When fully developed, the applications of the method are huge. Michiel Warlé, is enthusiastic, ‘It’s super cool’, he says. ‘It could have a major impact on treating blood clots in many organs, especially in the brain’. He claims that the bots are also safer than current catheter technologies, especially for treating lung embolies, where there is a large risk of damaging the tissue and subsequent bleeding. Warlé is impressed how the micro-bot can be manipulated very accurately, even in the smallest vessels, enabling treatment of blood clots deep inside the brain. He already is thinking how to use the technology in such cases: ‘When the location of the blood clot is accurately determined using a CT scan, AI could plan the quickest route through the blood vessels’, he says. ‘We can equip the micro-bot with some kind of umbrella, with barbs, that can hook the blood clot, and literally pull it back, removing the obstruction’.

Cancer treatment

Besides removing blood clots, the technology can also be applied for extremely accurate delivery of medication on specific locations, for example in cancer treatment. Warle: ‘We could direct a biodegradable bot, equipped with radioactive anti-cancer medication, exactly at the tumor side.
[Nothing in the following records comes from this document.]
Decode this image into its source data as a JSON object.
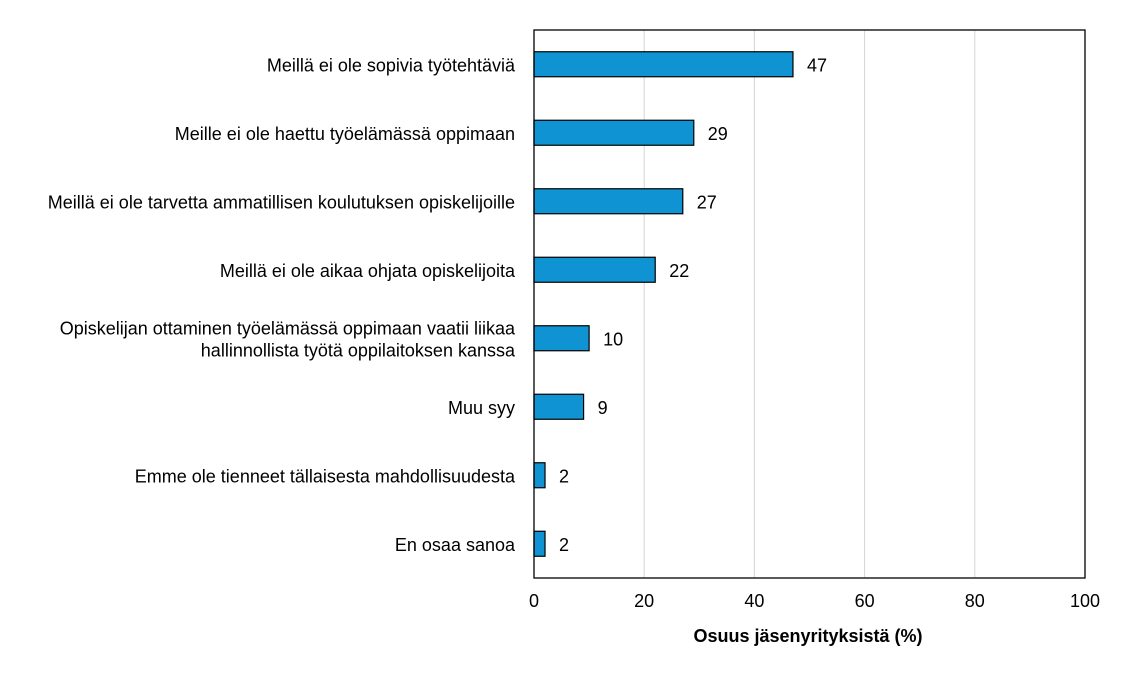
{
  "chart_data": {
    "type": "bar",
    "orientation": "horizontal",
    "categories": [
      [
        "Meillä ei ole sopivia työtehtäviä"
      ],
      [
        "Meille ei ole haettu työelämässä oppimaan"
      ],
      [
        "Meillä ei ole tarvetta ammatillisen koulutuksen opiskelijoille"
      ],
      [
        "Meillä ei ole aikaa ohjata opiskelijoita"
      ],
      [
        "Opiskelijan ottaminen työelämässä oppimaan vaatii liikaa",
        "hallinnollista työtä oppilaitoksen kanssa"
      ],
      [
        "Muu syy"
      ],
      [
        "Emme ole tienneet tällaisesta mahdollisuudesta"
      ],
      [
        "En osaa sanoa"
      ]
    ],
    "values": [
      47,
      29,
      27,
      22,
      10,
      9,
      2,
      2
    ],
    "data_labels": [
      "47",
      "29",
      "27",
      "22",
      "10",
      "9",
      "2",
      "2"
    ],
    "xlabel": "Osuus jäsenyrityksistä (%)",
    "ylabel": "",
    "xlim": [
      0,
      100
    ],
    "xticks": [
      0,
      20,
      40,
      60,
      80,
      100
    ],
    "grid": "vertical",
    "legend": "none",
    "colors": {
      "bar": "#0f93d2",
      "bar_edge": "#000000",
      "grid": "#d4d4d4",
      "frame": "#000000"
    }
  }
}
The same can be done for lung embolies, by inserting a micro-bot, with blood-dissolving medication, inside the blood clot.’ This will be more effective, and result in substantially less side effects.

Meanwhile, in the operating room, the experiment on the sheep’s head is progressing, despite a few hurdles. On the screen, the bot, visible as a small black dot, seems to be stuck near a branching blood vessel. But manipulating the magnet a few times over the bot releases it quickly, solving the problem, whereafter it can continue it’s exciting journey in the sheep’s brain.